Monografie: Textbeitrag 2015
Melitta Moschik – Touching Reality
Die Ausstellungen von Melitta Moschik aus den letzten Jahren trugen Titel wie „Reality Shapes“, „Realität und Abstraktion“, „Desiring the Real“ oder aktuell „Touching Reality“. Doch was genau wird mit „Reality“ begehrt oder berührt? Was ist Realität, oder sollte man besser fragen, welche Realität ist gemeint?
Konstruktion der Wirklichkeit
Sehen heißt konstruieren. Das, was wir gemeinhin für Realität halten, ist nur eine Interpretation des Gehirns. Wir gehen an die vermeintlich „da draußen“ liegende Wirklichkeit immer mit gewissen Grundannahmen heran, die wir für bereits feststehende „objektive“ Aspekte der Wirklichkeit halten, während sie nur die Folgen der Art und Weise sind, in der wir nach der Wirklichkeit suchen.[1] „Indem wir der Welt in ihrem bestimmten So-Sein gewahr werden, vergessen wir, was wir unternahmen, um sie in diesem So-Sein zu finden; und wenn wir zurückverfolgen, wie es dazu kam, finden wir kaum mehr als das Spiegelbild unserer selbst in und als Welt“, schrieb 1975 der noch junge Biologe, Philosoph und Neurowissenschafter Francisco Varela.[2] Was wir daher für real halten, hängt stark von unserer persönlichen Deutung ab, und damit von den kulturellen Prägungen unserer Wahrnehmung. So etwas wie eine objektiv betrachtete Realität gibt es nicht. „Objektivität ist die Wahnvorstellung, dass Beobachtungen ohne Beobachter gemacht werden können.“[3] schrieb Heinz von Foerster, österreichischer Physiker und einer der bedeutendsten Vertreter des radikalen Konstruktivismus. Dessen Grundphilosophie lautet dezidiert, dass Wirklichkeit nicht objektiv gegeben ist, sondern sozial oder individuell erzeugt bzw. konstruiert wird, eine Tatsache, die durch die neuesten Erkenntnisse der Quantenmechanik und Neurophysiologie unterstützt wird.

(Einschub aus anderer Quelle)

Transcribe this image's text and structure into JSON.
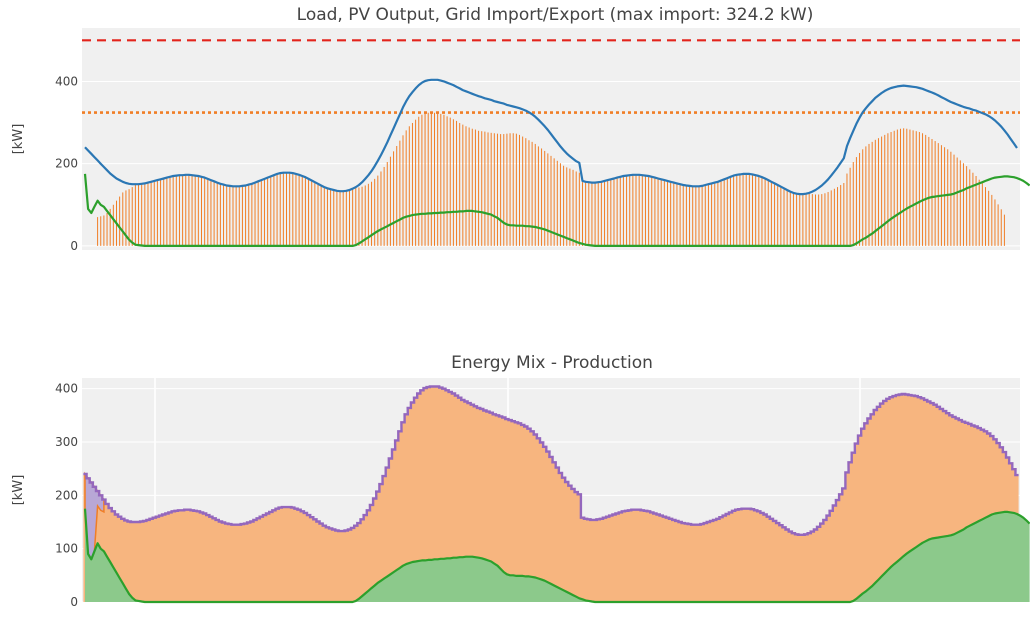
{
  "chart_data": [
    {
      "type": "line",
      "title": "Load, PV Output, Grid Import/Export (max import: 324.2 kW)",
      "ylabel": "[kW]",
      "ylim": [
        -10,
        530
      ],
      "yticks": [
        "0",
        "200",
        "400"
      ],
      "grid": [
        0,
        0,
        0,
        0,
        70,
        72,
        74,
        80,
        90,
        100,
        110,
        120,
        130,
        135,
        138,
        143,
        148,
        150,
        152,
        154,
        156,
        158,
        160,
        162,
        164,
        166,
        168,
        170,
        170,
        171,
        172,
        172,
        173,
        173,
        172,
        171,
        170,
        168,
        166,
        163,
        160,
        157,
        154,
        151,
        149,
        147,
        146,
        145,
        145,
        145,
        146,
        147,
        149,
        151,
        154,
        157,
        160,
        163,
        166,
        169,
        172,
        175,
        177,
        178,
        178,
        178,
        177,
        175,
        173,
        170,
        167,
        163,
        159,
        155,
        151,
        147,
        143,
        140,
        138,
        136,
        134,
        133,
        133,
        134,
        136,
        139,
        141,
        142,
        144,
        147,
        151,
        156,
        163,
        171,
        181,
        192,
        204,
        217,
        230,
        243,
        256,
        269,
        281,
        291,
        299,
        307,
        314,
        319,
        323,
        324,
        324,
        324,
        324,
        321,
        319,
        315,
        312,
        308,
        304,
        299,
        295,
        291,
        288,
        285,
        283,
        280,
        279,
        278,
        276,
        275,
        274,
        273,
        272,
        272,
        273,
        274,
        274,
        273,
        270,
        266,
        262,
        257,
        253,
        248,
        242,
        237,
        231,
        225,
        219,
        213,
        207,
        201,
        195,
        191,
        188,
        185,
        181,
        178,
        155,
        155,
        155,
        155,
        154,
        155,
        156,
        158,
        160,
        162,
        164,
        166,
        168,
        170,
        171,
        172,
        173,
        173,
        173,
        172,
        171,
        170,
        168,
        166,
        164,
        162,
        160,
        158,
        156,
        154,
        152,
        150,
        148,
        147,
        146,
        145,
        145,
        145,
        146,
        148,
        150,
        152,
        154,
        156,
        159,
        162,
        165,
        168,
        171,
        173,
        174,
        175,
        175,
        175,
        174,
        172,
        170,
        167,
        164,
        160,
        156,
        152,
        148,
        144,
        140,
        136,
        132,
        129,
        127,
        126,
        126,
        127,
        127,
        126,
        125,
        125,
        126,
        128,
        131,
        135,
        139,
        143,
        148,
        153,
        176,
        190,
        204,
        216,
        226,
        235,
        242,
        248,
        253,
        258,
        262,
        266,
        270,
        274,
        277,
        280,
        283,
        285,
        286,
        285,
        283,
        281,
        279,
        277,
        274,
        270,
        265,
        260,
        255,
        250,
        245,
        240,
        235,
        229,
        222,
        215,
        208,
        201,
        194,
        186,
        178,
        170,
        161,
        152,
        143,
        134,
        124,
        113,
        101,
        89,
        76
      ],
      "colors": {
        "load": "#2b77b4",
        "pv": "#2ca02c",
        "grid": "#f07e26",
        "limit": "#e3241c",
        "max_import": "#f07e26"
      },
      "limit_line": 500,
      "max_import_line": 324.2,
      "load": [
        240,
        232,
        224,
        216,
        208,
        200,
        192,
        184,
        176,
        170,
        164,
        160,
        156,
        153,
        151,
        150,
        150,
        150,
        151,
        152,
        154,
        156,
        158,
        160,
        162,
        164,
        166,
        168,
        170,
        171,
        172,
        172,
        173,
        173,
        172,
        171,
        170,
        168,
        166,
        163,
        160,
        157,
        154,
        151,
        149,
        147,
        146,
        145,
        145,
        145,
        146,
        147,
        149,
        151,
        154,
        157,
        160,
        163,
        166,
        169,
        172,
        175,
        177,
        178,
        178,
        178,
        177,
        175,
        173,
        170,
        167,
        163,
        159,
        155,
        151,
        147,
        143,
        140,
        138,
        136,
        134,
        133,
        133,
        134,
        136,
        139,
        143,
        148,
        155,
        163,
        172,
        182,
        194,
        207,
        221,
        236,
        252,
        269,
        286,
        303,
        320,
        337,
        352,
        364,
        374,
        383,
        391,
        397,
        401,
        403,
        404,
        404,
        404,
        402,
        400,
        397,
        394,
        391,
        387,
        383,
        379,
        376,
        373,
        370,
        367,
        364,
        362,
        359,
        357,
        355,
        352,
        350,
        348,
        346,
        343,
        341,
        339,
        337,
        335,
        332,
        329,
        325,
        320,
        314,
        307,
        299,
        291,
        282,
        272,
        262,
        252,
        242,
        233,
        225,
        218,
        212,
        206,
        202,
        158,
        156,
        155,
        154,
        154,
        155,
        156,
        158,
        160,
        162,
        164,
        166,
        168,
        170,
        171,
        172,
        173,
        173,
        173,
        172,
        171,
        170,
        168,
        166,
        164,
        162,
        160,
        158,
        156,
        154,
        152,
        150,
        148,
        147,
        146,
        145,
        145,
        145,
        146,
        148,
        150,
        152,
        154,
        156,
        159,
        162,
        165,
        168,
        171,
        173,
        174,
        175,
        175,
        175,
        174,
        172,
        170,
        167,
        164,
        160,
        156,
        152,
        148,
        144,
        140,
        136,
        132,
        129,
        127,
        126,
        126,
        127,
        129,
        132,
        136,
        141,
        147,
        154,
        162,
        171,
        181,
        191,
        202,
        213,
        243,
        262,
        280,
        297,
        312,
        325,
        335,
        344,
        352,
        360,
        366,
        372,
        377,
        381,
        384,
        386,
        388,
        389,
        390,
        389,
        388,
        387,
        386,
        384,
        382,
        379,
        376,
        373,
        370,
        366,
        362,
        358,
        354,
        350,
        347,
        344,
        341,
        338,
        336,
        334,
        331,
        329,
        326,
        323,
        320,
        316,
        311,
        305,
        298,
        290,
        281,
        271,
        260,
        249,
        238
      ],
      "pv": [
        175,
        90,
        80,
        95,
        110,
        100,
        95,
        85,
        75,
        65,
        55,
        45,
        35,
        25,
        15,
        8,
        3,
        2,
        1,
        0,
        0,
        0,
        0,
        0,
        0,
        0,
        0,
        0,
        0,
        0,
        0,
        0,
        0,
        0,
        0,
        0,
        0,
        0,
        0,
        0,
        0,
        0,
        0,
        0,
        0,
        0,
        0,
        0,
        0,
        0,
        0,
        0,
        0,
        0,
        0,
        0,
        0,
        0,
        0,
        0,
        0,
        0,
        0,
        0,
        0,
        0,
        0,
        0,
        0,
        0,
        0,
        0,
        0,
        0,
        0,
        0,
        0,
        0,
        0,
        0,
        0,
        0,
        0,
        0,
        0,
        0,
        2,
        6,
        11,
        16,
        21,
        26,
        31,
        36,
        40,
        44,
        48,
        52,
        56,
        60,
        64,
        68,
        71,
        73,
        75,
        76,
        77,
        78,
        78,
        79,
        79,
        80,
        80,
        81,
        81,
        82,
        82,
        83,
        83,
        84,
        84,
        85,
        85,
        85,
        84,
        83,
        82,
        80,
        78,
        76,
        72,
        68,
        62,
        56,
        52,
        50,
        50,
        49,
        49,
        49,
        48,
        48,
        47,
        46,
        44,
        42,
        40,
        37,
        34,
        31,
        28,
        25,
        22,
        19,
        16,
        13,
        10,
        7,
        5,
        3,
        2,
        1,
        0,
        0,
        0,
        0,
        0,
        0,
        0,
        0,
        0,
        0,
        0,
        0,
        0,
        0,
        0,
        0,
        0,
        0,
        0,
        0,
        0,
        0,
        0,
        0,
        0,
        0,
        0,
        0,
        0,
        0,
        0,
        0,
        0,
        0,
        0,
        0,
        0,
        0,
        0,
        0,
        0,
        0,
        0,
        0,
        0,
        0,
        0,
        0,
        0,
        0,
        0,
        0,
        0,
        0,
        0,
        0,
        0,
        0,
        0,
        0,
        0,
        0,
        0,
        0,
        0,
        0,
        0,
        0,
        0,
        0,
        0,
        0,
        0,
        0,
        0,
        0,
        0,
        0,
        0,
        0,
        0,
        0,
        2,
        6,
        11,
        16,
        20,
        25,
        30,
        36,
        42,
        48,
        54,
        60,
        66,
        71,
        76,
        81,
        86,
        91,
        95,
        99,
        103,
        107,
        111,
        114,
        117,
        119,
        120,
        121,
        122,
        123,
        124,
        125,
        127,
        130,
        133,
        136,
        140,
        143,
        146,
        149,
        152,
        155,
        158,
        161,
        164,
        166,
        167,
        168,
        169,
        169,
        168,
        167,
        165,
        162,
        158,
        153,
        147
      ]
    },
    {
      "type": "area",
      "title": "Energy Mix - Production",
      "ylabel": "[kW]",
      "ylim": [
        0,
        420
      ],
      "yticks": [
        "0",
        "100",
        "200",
        "300",
        "400"
      ],
      "grid": "on",
      "colors": {
        "total": "#9467bd",
        "grid": "#f7b57f",
        "grid_edge": "#f07e26",
        "pv": "#8cc98b",
        "pv_edge": "#2ca02c",
        "battery": "#b8a7d6"
      }
    }
  ]
}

Und zugleich leben wir in einer Zeit, in der Experten bei der Beschreibung unserer Wirklichkeit von Molekülen und ihren Geschwindigkeiten und den Wahrscheinlichkeiten ihrer Anordnung sprechen, von Elektronen und ihren Aufenthaltswahrscheinlichkeiten und von Elementarteilchen und hochfrequenten Wellen. Der deutsche Philosoph Max Bense hat in diesem Zusammenhang bereits 1949 von einer technischen Existenz gesprochen, die „keine Landschaften und Gärten, keine Häuser am sanften Hang oder auf der leichten Dünung“ mehr bewohnt, sondern „ein Netz von sichtbaren und nicht sichtbaren Funktionen und Relationen, Strukturen und Aggregaten aus Metallen und künstlichen Gesteinen, die sie Dörfer, Städte, Staaten und Kontinente genannt haben.“[4]

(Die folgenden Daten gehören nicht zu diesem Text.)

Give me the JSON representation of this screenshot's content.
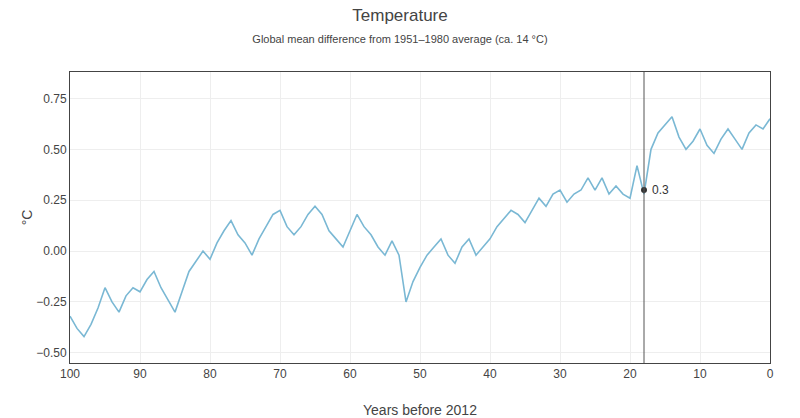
{
  "chart_data": {
    "type": "line",
    "title": "Temperature",
    "subtitle": "Global mean difference from 1951–1980 average (ca. 14 °C)",
    "x_label": "Years before 2012",
    "y_label": "°C",
    "x": [
      100,
      99,
      98,
      97,
      96,
      95,
      94,
      93,
      92,
      91,
      90,
      89,
      88,
      87,
      86,
      85,
      84,
      83,
      82,
      81,
      80,
      79,
      78,
      77,
      76,
      75,
      74,
      73,
      72,
      71,
      70,
      69,
      68,
      67,
      66,
      65,
      64,
      63,
      62,
      61,
      60,
      59,
      58,
      57,
      56,
      55,
      54,
      53,
      52,
      51,
      50,
      49,
      48,
      47,
      46,
      45,
      44,
      43,
      42,
      41,
      40,
      39,
      38,
      37,
      36,
      35,
      34,
      33,
      32,
      31,
      30,
      29,
      28,
      27,
      26,
      25,
      24,
      23,
      22,
      21,
      20,
      19,
      18,
      17,
      16,
      15,
      14,
      13,
      12,
      11,
      10,
      9,
      8,
      7,
      6,
      5,
      4,
      3,
      2,
      1,
      0
    ],
    "values": [
      -0.32,
      -0.38,
      -0.42,
      -0.36,
      -0.28,
      -0.18,
      -0.25,
      -0.3,
      -0.22,
      -0.18,
      -0.2,
      -0.14,
      -0.1,
      -0.18,
      -0.24,
      -0.3,
      -0.2,
      -0.1,
      -0.05,
      0.0,
      -0.04,
      0.04,
      0.1,
      0.15,
      0.08,
      0.04,
      -0.02,
      0.06,
      0.12,
      0.18,
      0.2,
      0.12,
      0.08,
      0.12,
      0.18,
      0.22,
      0.18,
      0.1,
      0.06,
      0.02,
      0.1,
      0.18,
      0.12,
      0.08,
      0.02,
      -0.02,
      0.05,
      -0.02,
      -0.25,
      -0.15,
      -0.08,
      -0.02,
      0.02,
      0.06,
      -0.02,
      -0.06,
      0.02,
      0.06,
      -0.02,
      0.02,
      0.06,
      0.12,
      0.16,
      0.2,
      0.18,
      0.14,
      0.2,
      0.26,
      0.22,
      0.28,
      0.3,
      0.24,
      0.28,
      0.3,
      0.36,
      0.3,
      0.36,
      0.28,
      0.32,
      0.28,
      0.26,
      0.42,
      0.28,
      0.5,
      0.58,
      0.62,
      0.66,
      0.56,
      0.5,
      0.54,
      0.6,
      0.52,
      0.48,
      0.55,
      0.6,
      0.55,
      0.5,
      0.58,
      0.62,
      0.6,
      0.65
    ],
    "color": "#7ab8d4",
    "xlim": [
      100,
      0
    ],
    "xticks": [
      100,
      90,
      80,
      70,
      60,
      50,
      40,
      30,
      20,
      10,
      0
    ],
    "ylim": [
      -0.55,
      0.88
    ],
    "yticks": [
      {
        "value": -0.5,
        "label": "−0.50"
      },
      {
        "value": -0.25,
        "label": "−0.25"
      },
      {
        "value": 0,
        "label": "0.00"
      },
      {
        "value": 0.25,
        "label": "0.25"
      },
      {
        "value": 0.5,
        "label": "0.50"
      },
      {
        "value": 0.75,
        "label": "0.75"
      }
    ],
    "grid": true,
    "annotations": [
      {
        "x": 18,
        "y": 0.3,
        "text": "0.3"
      }
    ]
  }
}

Die Frage, die daher am Anfang dieses Textes stehen muss, lautet: Wie nehmen wir Realität wahr? Und damit sind nicht die biologischen und neurologischen Voraussetzungen des menschlichen Körpers gemeint, sondern die medialen Schnittstellen, die wir zwischen uns und unsere Umwelt stellen.
Berührung der Wirklichkeit
Die titelgebende Arbeit des Kataloges ist ein Triptychon aus Acrylglas, das in Form und Oberfläche dem Erscheinungsbild der omnipräsenten Smartphones angeglichen ist, ja den signifikanten Umrissformen sogar „maßstabsgetreu“ (Moschik) angepasst wurde. Die Bildobjekte „vermitteln dem Betrachter intuitiv die Bildfläche als Trägerfläche von Information“, wie Melitta Moschik erläutert und rufen im postmedialen Zeitalter in Erinnerung, dass Kunstwerke zu allen Zeiten Träger von Wissen und Information waren.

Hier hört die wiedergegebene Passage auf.